Just because you’re in a heavily populated and polluted city doesn’t mean you have to miss out on this year’s Perseids meteor shower. The Perseids, which come from the constellation Perseus, is one of the most fascinating light shows on the planet caused when Earth passes through dust and debris left behind from Comet Swift Tuttle.

The 2016 Perseids are particularly special because the meteor shower is expected to fall double the normal 50 to 60 meteors per hour, which is something NASA says hasn’t happened since 2009.

DATE IMPORTED:August 13, 2014A meteor streaks over the sky during the Perseid meteor shower at a windmill farm near Bogdanci, south of Skopje in the early morning August 13, 2014. Find out where to watch the 2016 Perseids. Photo: Reuters/Ognen Teofilovski

Obviously the best place to watch the light show is wherever the darkest skies may be located, like in the suburbs or countryside. But spectators in major cities like New York City, Los Angeles and Chicago can still catch the meteor shower, too. However, viewers won’t necessarily get to see the shower to the same extent as someone watching from areas with clearer skies outside of the city.

Read on below to find out where to best watch the 2016 Perseids in a few major cities:

New York City: It won’t be easy to catch the Perseids in the city. However, viewers who can get to a nearby park like Manhattan’s Inwood Hill Park near the northern end of the island may have a better chance of spotting the meteors as opposed to the top of a city rooftop, even though stargazers may be able to catch a glimpse of the night show from there too.

Brooklyn Bridge Park will host a sky watch from 8 to 10 p.m. Thursday, while Central Park will also have a sky party on the Great Lawn Friday night. Van Cortlandt Park in the Bronx, particularly the parade grounds, will also make for a great viewing spot.

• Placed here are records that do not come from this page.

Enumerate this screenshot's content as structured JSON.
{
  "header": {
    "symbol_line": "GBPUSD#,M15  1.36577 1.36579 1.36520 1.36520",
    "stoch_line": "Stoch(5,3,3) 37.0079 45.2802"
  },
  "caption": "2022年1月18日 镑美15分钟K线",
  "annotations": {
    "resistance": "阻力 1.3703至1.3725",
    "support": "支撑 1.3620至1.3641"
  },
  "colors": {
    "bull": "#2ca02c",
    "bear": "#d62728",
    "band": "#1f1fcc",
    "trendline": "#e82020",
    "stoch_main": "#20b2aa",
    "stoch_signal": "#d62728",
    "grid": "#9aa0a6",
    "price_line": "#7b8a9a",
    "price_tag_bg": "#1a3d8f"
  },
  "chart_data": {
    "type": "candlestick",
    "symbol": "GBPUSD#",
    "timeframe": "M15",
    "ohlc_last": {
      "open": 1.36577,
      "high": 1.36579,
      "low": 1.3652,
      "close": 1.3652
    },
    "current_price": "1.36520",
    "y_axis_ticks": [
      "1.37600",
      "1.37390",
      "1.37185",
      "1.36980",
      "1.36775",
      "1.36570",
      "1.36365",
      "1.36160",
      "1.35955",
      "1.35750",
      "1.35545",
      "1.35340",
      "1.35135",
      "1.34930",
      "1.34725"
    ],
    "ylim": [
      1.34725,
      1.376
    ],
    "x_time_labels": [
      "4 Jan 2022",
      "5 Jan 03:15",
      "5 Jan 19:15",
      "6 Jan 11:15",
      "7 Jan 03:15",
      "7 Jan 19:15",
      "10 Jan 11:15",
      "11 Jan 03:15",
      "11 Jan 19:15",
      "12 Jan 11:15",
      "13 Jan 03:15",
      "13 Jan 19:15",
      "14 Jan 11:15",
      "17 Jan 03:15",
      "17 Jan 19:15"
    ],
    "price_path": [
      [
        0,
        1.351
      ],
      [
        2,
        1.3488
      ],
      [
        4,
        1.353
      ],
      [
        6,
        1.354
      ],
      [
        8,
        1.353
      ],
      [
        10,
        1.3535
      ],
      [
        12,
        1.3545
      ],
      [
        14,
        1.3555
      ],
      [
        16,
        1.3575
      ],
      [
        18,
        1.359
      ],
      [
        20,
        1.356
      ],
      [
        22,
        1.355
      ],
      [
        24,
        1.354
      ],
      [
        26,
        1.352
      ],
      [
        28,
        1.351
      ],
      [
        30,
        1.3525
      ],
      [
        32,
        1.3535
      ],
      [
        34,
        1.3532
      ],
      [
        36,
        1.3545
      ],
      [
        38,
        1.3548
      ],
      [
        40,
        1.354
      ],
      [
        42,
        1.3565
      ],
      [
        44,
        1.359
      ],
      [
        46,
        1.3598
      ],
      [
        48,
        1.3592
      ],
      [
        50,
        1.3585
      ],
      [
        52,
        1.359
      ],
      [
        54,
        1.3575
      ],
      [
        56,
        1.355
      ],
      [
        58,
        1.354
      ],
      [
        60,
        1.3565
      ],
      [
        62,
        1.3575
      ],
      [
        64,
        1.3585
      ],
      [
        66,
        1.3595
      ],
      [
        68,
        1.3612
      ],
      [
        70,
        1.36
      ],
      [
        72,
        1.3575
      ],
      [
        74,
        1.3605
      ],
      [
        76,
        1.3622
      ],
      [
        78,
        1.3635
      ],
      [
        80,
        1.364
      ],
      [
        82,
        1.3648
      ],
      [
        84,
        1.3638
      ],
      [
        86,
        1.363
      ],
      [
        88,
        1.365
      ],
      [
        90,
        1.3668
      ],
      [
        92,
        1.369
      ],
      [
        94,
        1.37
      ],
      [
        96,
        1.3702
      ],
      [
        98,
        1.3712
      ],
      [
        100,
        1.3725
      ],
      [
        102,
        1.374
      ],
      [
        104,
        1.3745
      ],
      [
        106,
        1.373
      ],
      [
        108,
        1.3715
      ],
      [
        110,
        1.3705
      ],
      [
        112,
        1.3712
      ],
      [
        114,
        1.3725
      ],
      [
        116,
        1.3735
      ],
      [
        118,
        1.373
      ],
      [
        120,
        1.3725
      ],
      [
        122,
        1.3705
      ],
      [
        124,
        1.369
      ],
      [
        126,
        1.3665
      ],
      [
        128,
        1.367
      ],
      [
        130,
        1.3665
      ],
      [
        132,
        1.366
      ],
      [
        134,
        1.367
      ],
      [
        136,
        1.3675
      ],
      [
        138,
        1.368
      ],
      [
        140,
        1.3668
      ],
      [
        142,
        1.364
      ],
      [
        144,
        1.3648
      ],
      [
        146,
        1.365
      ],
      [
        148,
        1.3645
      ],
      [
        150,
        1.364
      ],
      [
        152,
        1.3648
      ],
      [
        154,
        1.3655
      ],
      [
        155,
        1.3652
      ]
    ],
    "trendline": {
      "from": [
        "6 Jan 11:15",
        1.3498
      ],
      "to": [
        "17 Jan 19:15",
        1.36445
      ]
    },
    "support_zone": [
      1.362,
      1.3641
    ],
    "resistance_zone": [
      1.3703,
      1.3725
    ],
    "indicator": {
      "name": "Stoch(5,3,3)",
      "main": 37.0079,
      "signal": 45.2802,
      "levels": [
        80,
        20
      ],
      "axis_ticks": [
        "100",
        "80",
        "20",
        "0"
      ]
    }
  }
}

Although most of the city beaches close no later than 1 a.m., viewers may have a better chance at seeing the meteor shower from the sandy shores if they can get there.

Los Angeles: Because of the smog L.A. is known for (and a waxing gibbous moon that starts Aug. 11) it may be even harder to see the Perseids amongst the Hollywood lights. If you can’t make it out to Joshua Tree, Borrego Springs, Lake Tahoe or Great Basin Nation Park, which have been deemed four of the best places in California to watch the meteor shower, then you can check out a bit of the Perseids at the Los Angeles Astronomical Society’s observing party from 7 to 11 p.m.

Chicago: Although it may require the help of a telescope or binoculars, Chicago residents can catch the Perseids at Cantigny Park during a watch event sponsored by Alder Planetarium. The event is from 6 p.m. to midnight and visitors have to purchase tickets that range from $9 to $15.